Vienne en 1966. Robert Simon est journalier sur le marché des Carmélites, un quartier populaire de la capitale autrichienne. Il loue une modeste chambre chez une vieille veuve et tous les jours, pour aller travailler, il passe devant un café abandonné. Un beau jour, il décide de se lancer, il a la trentaine et il est temps de réaliser son rêve, devenir patron du troquet.
Une fois encore, un délicieux roman de Robert Seethaler fait de petits riens qui enchantent le lecteur, toujours étonné d’être autant fasciné par ces « riens » qui s’avèrent être l’essence de la vie.
Un café qui renaît, c’est la vie qui reprend, nos petits villages de province ne le savent que trop bien. Petit à petit des habitués vont venir y prendre une bière ou un schnaps, jouer aux cartes, discuter ou regarder passer le temps. Quand les affaires vont commencer à marcher, Robert va engager Mila, « une fille de la campagne, petite et ronde », au chômage mais prête à se retrousser les manches pour ce job tout nouveau pour elle.

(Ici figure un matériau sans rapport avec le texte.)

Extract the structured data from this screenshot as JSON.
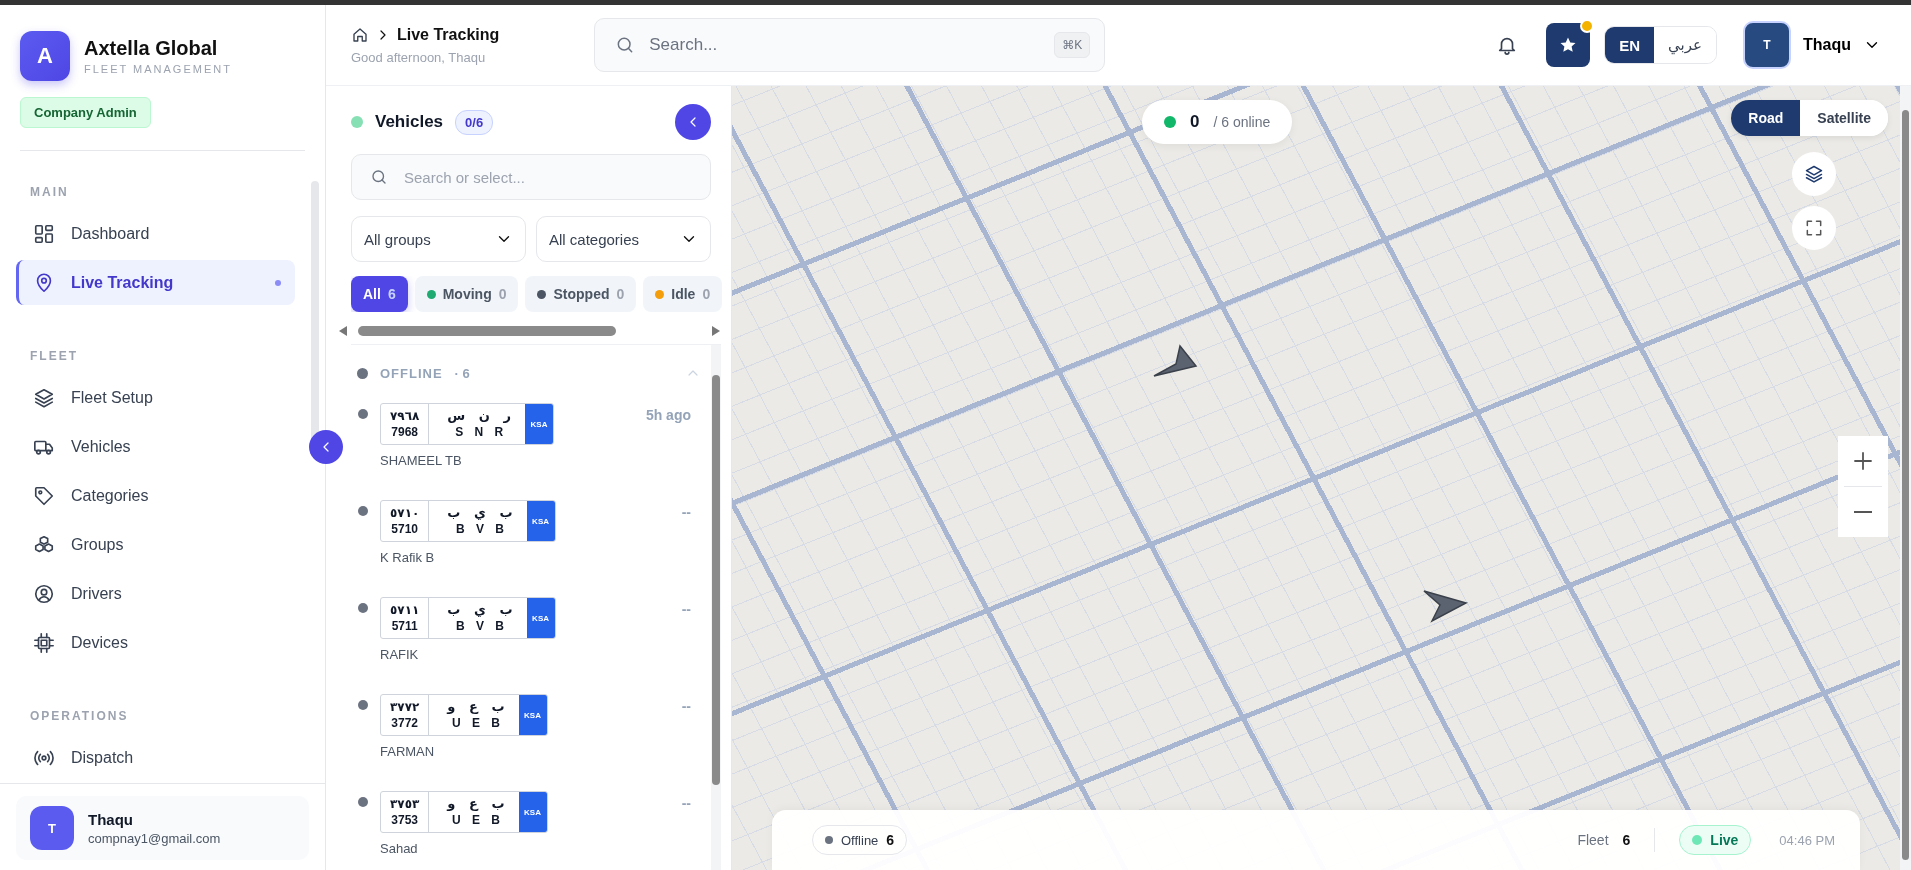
{
  "sidebar": {
    "brand": {
      "initial": "A",
      "name": "Axtella Global",
      "subtitle": "FLEET MANAGEMENT"
    },
    "role_badge": "Company Admin",
    "sections": [
      {
        "title": "MAIN",
        "items": [
          {
            "label": "Dashboard",
            "selected": false
          },
          {
            "label": "Live Tracking",
            "selected": true
          }
        ]
      },
      {
        "title": "FLEET",
        "items": [
          {
            "label": "Fleet Setup",
            "selected": false
          },
          {
            "label": "Vehicles",
            "selected": false
          },
          {
            "label": "Categories",
            "selected": false
          },
          {
            "label": "Groups",
            "selected": false
          },
          {
            "label": "Drivers",
            "selected": false
          },
          {
            "label": "Devices",
            "selected": false
          }
        ]
      },
      {
        "title": "OPERATIONS",
        "items": [
          {
            "label": "Dispatch",
            "selected": false
          }
        ]
      }
    ],
    "user": {
      "initial": "T",
      "name": "Thaqu",
      "email": "compnay1@gmail.com"
    }
  },
  "header": {
    "breadcrumb": "Live Tracking",
    "greeting": "Good afternoon, Thaqu",
    "search": {
      "placeholder": "Search...",
      "shortcut": "⌘K"
    },
    "favorites_badge": true,
    "languages": [
      {
        "label": "EN",
        "selected": true
      },
      {
        "label": "عربي",
        "selected": false
      }
    ],
    "user": {
      "initial": "T",
      "name": "Thaqu"
    }
  },
  "vehicles_panel": {
    "title": "Vehicles",
    "count": "0/6",
    "search": {
      "placeholder": "Search or select..."
    },
    "filters": [
      {
        "value": "All groups"
      },
      {
        "value": "All categories"
      }
    ],
    "status_tabs": [
      {
        "label": "All",
        "count": "6",
        "selected": true
      },
      {
        "label": "Moving",
        "count": "0",
        "color": "#1faa72",
        "selected": false
      },
      {
        "label": "Stopped",
        "count": "0",
        "color": "#4b5563",
        "selected": false
      },
      {
        "label": "Idle",
        "count": "0",
        "color": "#f59e0b",
        "selected": false
      }
    ],
    "groups": [
      {
        "label": "OFFLINE",
        "count": "· 6",
        "expanded": true,
        "vehicles": [
          {
            "plate": {
              "number_ar": "٧٩٦٨",
              "number": "7968",
              "letters_ar": "ر ن س",
              "letters": "S N R",
              "country": "KSA"
            },
            "name": "SHAMEEL TB",
            "last_seen": "5h ago"
          },
          {
            "plate": {
              "number_ar": "٥٧١٠",
              "number": "5710",
              "letters_ar": "ب ي ب",
              "letters": "B V B",
              "country": "KSA"
            },
            "name": "K Rafik B",
            "last_seen": "--"
          },
          {
            "plate": {
              "number_ar": "٥٧١١",
              "number": "5711",
              "letters_ar": "ب ي ب",
              "letters": "B V B",
              "country": "KSA"
            },
            "name": "RAFIK",
            "last_seen": "--"
          },
          {
            "plate": {
              "number_ar": "٣٧٧٢",
              "number": "3772",
              "letters_ar": "ب ع و",
              "letters": "U E B",
              "country": "KSA"
            },
            "name": "FARMAN",
            "last_seen": "--"
          },
          {
            "plate": {
              "number_ar": "٣٧٥٣",
              "number": "3753",
              "letters_ar": "ب ع و",
              "letters": "U E B",
              "country": "KSA"
            },
            "name": "Sahad",
            "last_seen": "--"
          }
        ]
      }
    ]
  },
  "map": {
    "online": {
      "count": "0",
      "label": "/ 6 online"
    },
    "map_types": [
      {
        "label": "Road",
        "selected": true
      },
      {
        "label": "Satellite",
        "selected": false
      }
    ],
    "status_bar": {
      "offline": {
        "label": "Offline",
        "count": "6"
      },
      "fleet": {
        "label": "Fleet",
        "count": "6"
      },
      "live": "Live",
      "time": "04:46 PM"
    }
  }
}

Robert Seethaler sait en peu de mots brosser les portraits des habitués des lieux : Johannes Berg, le boucher dont la boutique fait face au café, il vient régulièrement avec son vieux père et discute avec Robert des grossesses à répétition de son épouse ; il y a aussi un type avec un œil de verre, ou bien Micha le peintre qui vit aux crochets de Heide, la crémière, lui court après les femmes et elle, hurle de jalousie, « ils étaient un vivant exemple des dégâts que peut faire l’amour » etc.
Mais les plus beaux personnages de ce roman, peut-être, outre Robert, ceux qui ont les plus belles scènes, les plus émouvantes à des titres divers, Mila qui épousera René, un catcheur en fin de carrière et qui boit, et la veuve qui loue sa chambre à notre cafetier. La vieille femme évoque son passé devant Robert qui l’écoute avec complaisance et tandis qu’elle se souvient de la Vienne d’autrefois, lui en constate chaque jour l’émergence d’une nouvelle, ici de nouveaux immeubles, là on construit le métro etc. « ç’en était bel et bien fini maintenant de la vieille Autriche. Des temps meilleurs se profilaient sans doute. (…) Mais des temps meilleurs, c’était aussi des temps nouveaux, il fallait d’abord s’y habituer. » Ce qui se traduira concrètement par la vente de l’immeuble où se situe le café et sa fermeture.
C’est beau, c’est touchant, la simplicité absolue, bref c’est excellent.